We can all benefit from counting to 10 before we do something. CBT helps you do just that, in a structured way.
Unlike many other forms of counselling, Cognitive Behavioural Therapy concentrates less on analysing the past and more on developing strategies for the future. It is a popular evidence-based method of challenging negative patterns of behavior.
Cognitive Behavioural Therapy (otherwise known as CBT) methodically focuses on changing the way we react to specific situations, teaching us ways to avoid negative responses such as anxiety disorders, obsessive-compulsive disorder. Clients who feel as if they continue to repeat their mistakes or to associate certain difficulties in life with feelings of hopelessness, phobia or rage can benefit from CBT. Properly learned and applied, CBT can help release you from a vicious cycle of negativity.
A CBT therapist will help you cut your problems into smaller chunks and show you practical ways and coping strategies to deal with negative thoughts and situations as they happen. Rather than looking to your past and identifying traumas that might have affected the way you look at life, CBT is rooted in the here and now. Whether you are concerned might be about to argue with your spouse again, a work project is causing you excessive anxiety or you are tempted to drink excessively to numb your emotions, CBT can help you manage these feelings and attempt to pre-empt and avoid negative reactions to a situation.

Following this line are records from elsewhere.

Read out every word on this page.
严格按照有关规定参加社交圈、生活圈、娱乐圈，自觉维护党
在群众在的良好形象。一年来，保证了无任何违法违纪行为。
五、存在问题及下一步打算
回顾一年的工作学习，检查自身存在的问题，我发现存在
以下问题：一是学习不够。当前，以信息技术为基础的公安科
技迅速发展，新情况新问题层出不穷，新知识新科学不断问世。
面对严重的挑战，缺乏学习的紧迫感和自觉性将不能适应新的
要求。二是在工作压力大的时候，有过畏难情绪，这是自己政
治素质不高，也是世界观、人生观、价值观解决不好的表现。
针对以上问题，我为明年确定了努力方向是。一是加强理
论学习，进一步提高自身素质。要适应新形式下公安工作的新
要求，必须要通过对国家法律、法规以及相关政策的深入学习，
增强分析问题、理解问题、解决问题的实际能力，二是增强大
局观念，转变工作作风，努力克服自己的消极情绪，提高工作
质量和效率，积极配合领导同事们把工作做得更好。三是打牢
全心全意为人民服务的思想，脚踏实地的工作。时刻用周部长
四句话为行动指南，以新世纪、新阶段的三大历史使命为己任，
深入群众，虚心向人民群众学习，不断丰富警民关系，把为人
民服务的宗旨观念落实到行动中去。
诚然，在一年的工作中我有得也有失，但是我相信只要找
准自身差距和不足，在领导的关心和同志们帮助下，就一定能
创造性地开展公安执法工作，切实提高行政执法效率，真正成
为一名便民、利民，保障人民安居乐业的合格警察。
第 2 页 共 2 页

Suffering from cognitive distortions which colour how you react to the world is a common issue. CBT is particularly helpful with repetitive negative behaviours, including acute addictions. Providing you are able to understand and apply the methods your therapist teaches you, CBT can radically alter the way you interact with others in a positive and lasting way.

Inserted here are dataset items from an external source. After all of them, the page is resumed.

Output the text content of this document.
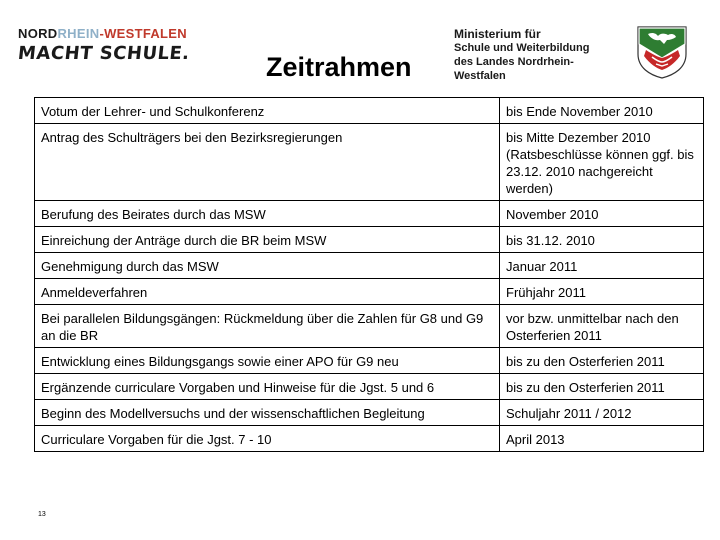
NORDRHEIN-WESTFALEN
MACHT SCHULE.	Zeitrahmen
Ministerium für
Schule und Weiterbildung
des Landes Nordrhein-Westfalen
Votum der Lehrer- und Schulkonferenz	bis Ende November 2010
Antrag des Schulträgers bei den Bezirksregierungen	bis Mitte Dezember 2010 (Ratsbeschlüsse können ggf. bis 23.12. 2010 nachgereicht werden)
Berufung des Beirates durch das MSW	November 2010
Einreichung der Anträge durch die BR beim MSW	bis 31.12. 2010
Genehmigung durch das MSW	Januar 2011
Anmeldeverfahren	Frühjahr 2011
Bei parallelen Bildungsgängen: Rückmeldung über die Zahlen für G8 und G9 an die BR	vor bzw. unmittelbar nach den Osterferien 2011
Entwicklung eines Bildungsgangs sowie einer APO für G9 neu	bis zu den Osterferien 2011
Ergänzende curriculare Vorgaben und Hinweise für die Jgst. 5 und 6	bis zu den Osterferien 2011
Beginn des Modellversuchs und der wissenschaftlichen Begleitung	Schuljahr 2011 / 2012
Curriculare Vorgaben für die Jgst. 7 - 10	April 2013
13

CBT can often show results faster than traditional talking therapies. However, this is contingent upon a dedicated effort from a client to absorb its methods and apply them carefully in everyday life. CBT sessions can be complemented with structured “homework” that helps the client to stick to their goals through reading, watching videos and completing exercises. A CBT therapist may also ask a client to write in a diary every day, meaning not only that they are continuously working on themselves, but that their therapy is at the forefront of their mind and they will be less tempted to slip back into negative thought processes between sessions.

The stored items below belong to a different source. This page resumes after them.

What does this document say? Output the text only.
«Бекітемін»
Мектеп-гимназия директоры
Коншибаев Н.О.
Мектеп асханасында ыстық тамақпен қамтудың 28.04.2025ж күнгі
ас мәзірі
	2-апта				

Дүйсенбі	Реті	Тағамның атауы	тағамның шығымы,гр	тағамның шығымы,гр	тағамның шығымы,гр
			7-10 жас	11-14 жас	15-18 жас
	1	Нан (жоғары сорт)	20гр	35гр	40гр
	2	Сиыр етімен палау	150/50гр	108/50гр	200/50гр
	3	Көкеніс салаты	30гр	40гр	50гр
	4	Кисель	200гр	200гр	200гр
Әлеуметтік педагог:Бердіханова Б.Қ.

CBT has been shown to produce some of the best results of any psychological therapy available for those suffering from depression and anxiety, often working a lot better than antidepressant medications. Cognitive Behavioural Therapy techniques provide a solid crutch to those who feel their lives are spiralling out of control due to negative thought patterns. A good CBT therapist will help you to connect the dots, working out what triggers you in a particular situation and how to confront it and develop healthier ways of coping.